Günümüzün zaylotollu zürih diş enstitüsünde onaylı, diş üstünde şemsiye resmi olan sakızlarına erişene kadar neler çiğnedik hatırlar mısınız?
Tipitip, kendimi bildim bileli vardı. Kendinden büyük burnu, kırmızı şapkası, devasa gözlükleri, mavi pantolonu, saçma maceraları ve iğrenç icraatleriyle.
Bi-bib, erkek çocuklarının sakızıydı. Sarı ambalajı vardı, içinden yarış arabalarının resmi çıkardı. Mazda harika bir arabaydı o zamanlar.
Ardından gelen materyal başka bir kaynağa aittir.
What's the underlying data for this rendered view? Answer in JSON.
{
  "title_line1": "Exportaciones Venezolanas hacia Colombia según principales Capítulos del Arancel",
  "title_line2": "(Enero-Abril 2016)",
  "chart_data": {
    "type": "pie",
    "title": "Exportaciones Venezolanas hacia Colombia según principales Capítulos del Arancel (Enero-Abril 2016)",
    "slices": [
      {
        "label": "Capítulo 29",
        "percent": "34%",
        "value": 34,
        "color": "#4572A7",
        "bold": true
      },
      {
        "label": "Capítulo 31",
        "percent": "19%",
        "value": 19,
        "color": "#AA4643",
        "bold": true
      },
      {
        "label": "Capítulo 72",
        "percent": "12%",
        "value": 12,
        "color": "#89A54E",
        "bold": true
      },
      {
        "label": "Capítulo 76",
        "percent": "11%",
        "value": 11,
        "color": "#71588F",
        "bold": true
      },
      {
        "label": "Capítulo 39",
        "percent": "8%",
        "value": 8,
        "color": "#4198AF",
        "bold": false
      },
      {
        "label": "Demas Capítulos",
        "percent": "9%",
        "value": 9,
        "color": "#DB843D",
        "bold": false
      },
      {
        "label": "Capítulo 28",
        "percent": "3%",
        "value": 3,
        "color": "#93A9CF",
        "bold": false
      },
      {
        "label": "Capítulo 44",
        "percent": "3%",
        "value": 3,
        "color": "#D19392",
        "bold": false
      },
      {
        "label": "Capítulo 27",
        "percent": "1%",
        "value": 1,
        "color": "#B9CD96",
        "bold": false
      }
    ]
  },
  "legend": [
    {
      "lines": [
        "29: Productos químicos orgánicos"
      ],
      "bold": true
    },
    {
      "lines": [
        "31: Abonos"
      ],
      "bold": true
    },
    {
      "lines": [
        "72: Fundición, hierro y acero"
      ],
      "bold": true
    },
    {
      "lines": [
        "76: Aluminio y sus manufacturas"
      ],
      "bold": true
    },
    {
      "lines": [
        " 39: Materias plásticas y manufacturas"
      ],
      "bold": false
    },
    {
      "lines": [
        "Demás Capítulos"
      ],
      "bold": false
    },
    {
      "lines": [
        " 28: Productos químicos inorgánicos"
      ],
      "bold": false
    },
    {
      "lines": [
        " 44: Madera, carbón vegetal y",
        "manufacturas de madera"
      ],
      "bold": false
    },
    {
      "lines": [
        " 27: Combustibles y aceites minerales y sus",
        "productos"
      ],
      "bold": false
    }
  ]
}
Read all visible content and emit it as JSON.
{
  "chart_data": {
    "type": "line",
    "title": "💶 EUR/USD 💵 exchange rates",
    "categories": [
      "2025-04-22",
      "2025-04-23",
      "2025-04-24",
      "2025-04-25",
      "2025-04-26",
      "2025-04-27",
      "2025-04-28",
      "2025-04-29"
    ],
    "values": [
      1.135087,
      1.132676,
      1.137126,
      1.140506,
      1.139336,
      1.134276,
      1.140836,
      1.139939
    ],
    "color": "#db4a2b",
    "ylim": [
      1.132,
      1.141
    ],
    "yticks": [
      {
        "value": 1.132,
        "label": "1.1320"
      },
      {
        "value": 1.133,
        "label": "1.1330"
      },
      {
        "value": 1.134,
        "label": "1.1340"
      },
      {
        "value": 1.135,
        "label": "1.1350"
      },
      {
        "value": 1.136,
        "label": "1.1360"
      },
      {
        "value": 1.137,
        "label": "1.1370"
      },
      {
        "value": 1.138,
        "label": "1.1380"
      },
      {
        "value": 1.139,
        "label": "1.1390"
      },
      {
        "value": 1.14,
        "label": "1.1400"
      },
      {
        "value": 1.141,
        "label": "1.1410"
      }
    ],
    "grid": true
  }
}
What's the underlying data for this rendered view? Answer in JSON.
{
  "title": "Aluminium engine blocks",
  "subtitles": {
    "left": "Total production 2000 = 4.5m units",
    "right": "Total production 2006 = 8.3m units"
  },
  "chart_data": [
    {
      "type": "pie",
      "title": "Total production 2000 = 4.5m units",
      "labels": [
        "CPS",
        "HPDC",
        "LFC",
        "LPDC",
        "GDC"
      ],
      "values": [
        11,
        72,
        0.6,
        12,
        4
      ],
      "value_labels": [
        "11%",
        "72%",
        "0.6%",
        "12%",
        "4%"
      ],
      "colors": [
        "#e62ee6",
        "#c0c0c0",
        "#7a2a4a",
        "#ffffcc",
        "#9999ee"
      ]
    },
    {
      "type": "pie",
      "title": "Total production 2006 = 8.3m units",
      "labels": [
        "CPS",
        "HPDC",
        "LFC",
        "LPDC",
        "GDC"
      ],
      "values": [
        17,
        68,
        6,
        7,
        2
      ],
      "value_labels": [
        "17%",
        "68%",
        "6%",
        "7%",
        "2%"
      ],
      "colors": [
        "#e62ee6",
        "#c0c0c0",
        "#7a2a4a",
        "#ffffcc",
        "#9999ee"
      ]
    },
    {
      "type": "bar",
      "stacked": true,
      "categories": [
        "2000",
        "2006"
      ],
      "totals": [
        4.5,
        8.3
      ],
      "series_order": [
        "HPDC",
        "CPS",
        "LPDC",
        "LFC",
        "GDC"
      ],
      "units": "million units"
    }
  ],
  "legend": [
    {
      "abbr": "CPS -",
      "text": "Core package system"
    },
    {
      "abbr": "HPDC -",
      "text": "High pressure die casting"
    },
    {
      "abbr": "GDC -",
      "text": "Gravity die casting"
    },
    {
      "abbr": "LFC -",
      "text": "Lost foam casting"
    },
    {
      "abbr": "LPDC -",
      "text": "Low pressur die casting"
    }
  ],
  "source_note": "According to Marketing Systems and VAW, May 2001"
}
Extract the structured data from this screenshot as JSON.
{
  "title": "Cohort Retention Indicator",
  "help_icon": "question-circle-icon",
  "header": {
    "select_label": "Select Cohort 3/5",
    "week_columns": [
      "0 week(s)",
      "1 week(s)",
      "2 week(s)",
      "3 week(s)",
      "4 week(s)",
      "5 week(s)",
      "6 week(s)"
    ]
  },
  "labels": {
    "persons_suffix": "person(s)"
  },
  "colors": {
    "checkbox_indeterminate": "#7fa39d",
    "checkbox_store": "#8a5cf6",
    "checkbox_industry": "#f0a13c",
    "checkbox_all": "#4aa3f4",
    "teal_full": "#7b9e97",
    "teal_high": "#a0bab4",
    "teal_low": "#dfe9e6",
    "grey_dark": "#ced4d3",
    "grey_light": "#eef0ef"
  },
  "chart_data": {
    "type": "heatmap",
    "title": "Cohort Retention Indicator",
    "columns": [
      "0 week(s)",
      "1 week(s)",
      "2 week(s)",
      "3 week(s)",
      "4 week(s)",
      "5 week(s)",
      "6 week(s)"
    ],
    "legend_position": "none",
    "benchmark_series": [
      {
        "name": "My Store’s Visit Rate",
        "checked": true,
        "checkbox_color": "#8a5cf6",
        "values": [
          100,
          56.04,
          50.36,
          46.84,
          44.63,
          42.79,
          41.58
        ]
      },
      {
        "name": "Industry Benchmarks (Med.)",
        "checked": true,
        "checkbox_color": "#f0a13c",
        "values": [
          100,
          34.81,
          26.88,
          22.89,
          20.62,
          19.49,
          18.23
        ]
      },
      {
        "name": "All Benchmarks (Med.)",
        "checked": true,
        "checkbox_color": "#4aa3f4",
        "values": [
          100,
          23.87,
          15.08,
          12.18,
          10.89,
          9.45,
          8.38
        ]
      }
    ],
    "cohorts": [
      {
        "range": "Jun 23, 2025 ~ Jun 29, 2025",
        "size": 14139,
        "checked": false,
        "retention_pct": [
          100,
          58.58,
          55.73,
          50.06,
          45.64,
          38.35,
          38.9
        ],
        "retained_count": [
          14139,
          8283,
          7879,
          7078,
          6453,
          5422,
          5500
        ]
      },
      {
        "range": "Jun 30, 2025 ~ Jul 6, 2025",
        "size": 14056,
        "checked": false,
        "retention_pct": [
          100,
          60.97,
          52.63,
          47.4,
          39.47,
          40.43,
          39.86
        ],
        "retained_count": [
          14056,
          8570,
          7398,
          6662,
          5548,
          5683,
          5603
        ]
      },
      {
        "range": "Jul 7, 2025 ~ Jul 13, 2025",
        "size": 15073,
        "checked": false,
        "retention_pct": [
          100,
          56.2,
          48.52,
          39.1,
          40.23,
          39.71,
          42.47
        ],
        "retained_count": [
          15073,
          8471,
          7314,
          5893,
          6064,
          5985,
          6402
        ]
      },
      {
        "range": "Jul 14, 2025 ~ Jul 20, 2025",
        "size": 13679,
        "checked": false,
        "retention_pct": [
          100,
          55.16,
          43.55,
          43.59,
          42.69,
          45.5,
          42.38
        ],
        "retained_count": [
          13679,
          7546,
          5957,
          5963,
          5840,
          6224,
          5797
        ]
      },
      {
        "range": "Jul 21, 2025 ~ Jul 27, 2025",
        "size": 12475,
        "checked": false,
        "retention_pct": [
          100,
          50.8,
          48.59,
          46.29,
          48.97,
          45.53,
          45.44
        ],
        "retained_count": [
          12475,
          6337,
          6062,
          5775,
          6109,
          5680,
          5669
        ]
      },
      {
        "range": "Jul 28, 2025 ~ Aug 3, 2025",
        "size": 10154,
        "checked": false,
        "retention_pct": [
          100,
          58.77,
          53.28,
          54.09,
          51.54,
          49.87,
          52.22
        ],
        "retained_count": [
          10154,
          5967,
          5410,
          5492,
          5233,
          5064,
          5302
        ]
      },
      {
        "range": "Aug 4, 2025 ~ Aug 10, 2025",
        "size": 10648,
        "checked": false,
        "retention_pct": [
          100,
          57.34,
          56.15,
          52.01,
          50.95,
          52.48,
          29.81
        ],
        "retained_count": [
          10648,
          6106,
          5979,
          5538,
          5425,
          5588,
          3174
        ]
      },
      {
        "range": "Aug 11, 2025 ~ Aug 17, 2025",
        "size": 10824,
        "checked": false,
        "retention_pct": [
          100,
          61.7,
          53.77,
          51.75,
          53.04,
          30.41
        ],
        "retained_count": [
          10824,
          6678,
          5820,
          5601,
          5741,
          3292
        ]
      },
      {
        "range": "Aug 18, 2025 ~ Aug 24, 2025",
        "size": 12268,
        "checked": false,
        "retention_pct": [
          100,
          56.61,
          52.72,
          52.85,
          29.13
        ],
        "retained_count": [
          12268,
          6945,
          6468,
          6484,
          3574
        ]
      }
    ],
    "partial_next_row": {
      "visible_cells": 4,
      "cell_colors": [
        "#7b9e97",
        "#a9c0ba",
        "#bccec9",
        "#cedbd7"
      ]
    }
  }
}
Oto oyunu, bi-bib'in saltanatını kırmıştı. Her çeşit araba, motosiklet, uçak, gemi vs. resmi çıkardı içinden, babam yasaklamıştı bana, kumar lan o dediydi.
Mabel'e bakkallarda pek rastlayamazdık, genelde pastanelerde satılırdı. Zenci bir kadın vardı ambalajın üstünde ne manaya geliyorsa.
Meyve cikletleri, açıkta satılırdı. Buna da annem karşıydı, mikrop yuvası onları alırsan bacaklarını kırarım, derdi.
Minti minti minti minti naneli minti, artiz resimleri çıkardı.
Pembo, bir basket bir de pembo gibi iğrenç bir reklam kampanyası vardı.
Bayram, Özcan vs ise günümüzün falımına denk geliyordu.